Could someone show me a simple example of something being proved unprovable?
Pretty much what the title says, I want to understand a proof of some statement being proved unprovable.
E: Please read properly the question before marking as duplicates, I'm asking for a proof of a statement being proved unprovable, not examples of unprovable/indecidable statements.
If you are willing to take the completeness theorem for granted, then it can be quite easy.
If $T$ is a first-order theory, then $T\vdash\varphi$ if and only if $T\models\varphi$.
This means that in order to prove that $\varphi$ is unprovable from $T$, then we only need to exhibit a model of $T$ in which $\varphi$ is false.
For example, we can prove that as a field $\Bbb R\models\exists x(x\cdot x=1+1)$, but the Greek also proved that $\sqrt2$ is not a ratio of two integers, therefore $\Bbb Q\models\lnot(\exists x(x\cdot x=1+1))$. And so we proved that the theory of fields does not prove the existence of $\sqrt2$.
Andre suggested in the comments a similar example with group theory and the statement "multiplication is commutative".
Other even easier examples may include things like a language $\cal L$ with a single constant symbol $c$, and the empty theory. Then $\forall x(x=c)$ is not provable, since in any structure for $\cal L$ with more than one element $\exists x(x\neq c)$ is a true statement.

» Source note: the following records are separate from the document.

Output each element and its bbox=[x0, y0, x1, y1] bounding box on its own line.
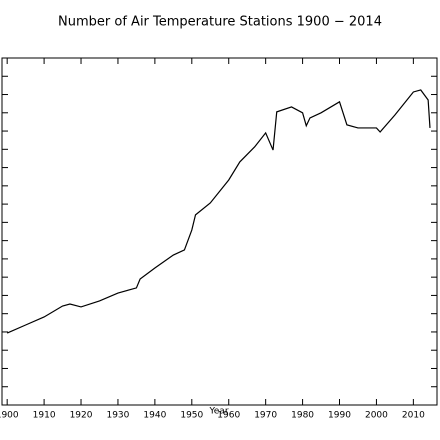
chart-title: Number of Air Temperature Stations 1900 … bbox=[58, 15, 382, 30]
data-line bbox=[6, 89, 431, 334]
x-tick-label: 2000 bbox=[365, 411, 388, 421]
plot-frame bbox=[1, 57, 438, 406]
x-tick-label: 1990 bbox=[328, 411, 351, 421]
x-tick-label: 1940 bbox=[143, 411, 166, 421]
x-tick-label: 1950 bbox=[180, 411, 203, 421]
x-tick-label: 2010 bbox=[402, 411, 425, 421]
x-tick-label: 1980 bbox=[291, 411, 314, 421]
x-tick-label: 1930 bbox=[106, 411, 129, 421]
x-tick-label: 1970 bbox=[254, 411, 277, 421]
x-tick-label: 1910 bbox=[33, 411, 56, 421]
x-axis-label: Year bbox=[208, 407, 228, 417]
x-tick-label: 1920 bbox=[70, 411, 93, 421]
x-tick-label: 1900 bbox=[0, 411, 19, 421]
x-tick-label: 1960 bbox=[217, 411, 240, 421]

Or even without constants, just look at $\forall x\forall y(x=y)$.
Consider statement, $P$:
"It is impossible to prove statement $P$."
Suppose it's true. Then, as per $P$, it's impossible to prove statement $P$, even though it's true.
Suppose it's false. Then, as per $P$, it's possible to prove statement $P$, even though it's false.
Asserting either the truth or the falsehood of the statement leads to a contradiction.
The statement appears to be impossible to prove. (Although, perhaps we shouldn't come right out and say it.)